Gruzin Geo

The global air cargo market is demonstrating growth in volumes and rates against the backdrop of seasonal demand and geopolitical instability.

  • sotter sotter
  • May 11, 2026
  • 0

According to WorldACD Market Data, during the last full week of April, global air cargo capacity and tonnage increased by another 3%. The primary driver was a seasonal factor: a surge in flower shipments from Central and South America boosted volumes by 19%, driven primarily by exports from Colombia and Ecuador to the US and Canada ahead of Mother’s Day.
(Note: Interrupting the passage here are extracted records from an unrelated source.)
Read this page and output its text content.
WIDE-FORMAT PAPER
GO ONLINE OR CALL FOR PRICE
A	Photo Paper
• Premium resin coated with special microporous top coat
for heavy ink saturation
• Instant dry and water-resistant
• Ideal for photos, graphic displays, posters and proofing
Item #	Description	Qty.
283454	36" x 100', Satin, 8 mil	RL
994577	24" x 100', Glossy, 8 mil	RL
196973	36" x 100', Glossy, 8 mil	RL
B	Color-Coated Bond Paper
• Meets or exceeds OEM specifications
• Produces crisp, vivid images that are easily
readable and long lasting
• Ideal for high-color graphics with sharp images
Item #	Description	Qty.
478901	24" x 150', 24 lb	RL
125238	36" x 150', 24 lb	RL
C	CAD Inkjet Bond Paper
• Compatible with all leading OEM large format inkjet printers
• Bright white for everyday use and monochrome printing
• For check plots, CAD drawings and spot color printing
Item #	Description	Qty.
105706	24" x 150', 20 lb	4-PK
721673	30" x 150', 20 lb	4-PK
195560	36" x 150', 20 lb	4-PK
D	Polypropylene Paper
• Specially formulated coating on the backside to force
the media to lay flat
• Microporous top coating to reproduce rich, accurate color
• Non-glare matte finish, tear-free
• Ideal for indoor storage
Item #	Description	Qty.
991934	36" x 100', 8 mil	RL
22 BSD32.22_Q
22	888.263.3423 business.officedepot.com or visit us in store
Additional growth was recorded in the Asia-Pacific region (+3%) in the run-up to the May 1st holidays, while Europe and Africa showed stagnation, and North America saw a 2% decline.

Overall, global volumes in Week 17 were 9% higher than a year earlier, with Europe gaining 20%, Asia 8%, and Central and South America 12%. At the same time, market pressure persists due to the conflict in the Middle East: volumes from the Middle East and South Asia region declined by 3% year-on-year, while Africa saw an 8% drop. Despite capacity increases in specific regions, global capacity remains 3% below pre-conflict escalation levels, with particularly sharp reductions observed in the Persian Gulf (–46%) and the Eastern Mediterranean (–20%).

Capacity constraints, rising fuel prices, and availability disruptions continue to underpin high freight rates. In Week 17, average spot rates rose by 2% to $3.76 per kg, while the overall market rate increased by 1% to $3.19 per kg. On a year-on-year basis, spot rates remain approximately 45% higher, and overall market rates are up 30%. The sharpest increase in rates was recorded on the Middle East–South Asia (+65%), North America (+60%), and Asia–Pacific (+41%) routes, reflecting the ongoing restructuring of global supply chains.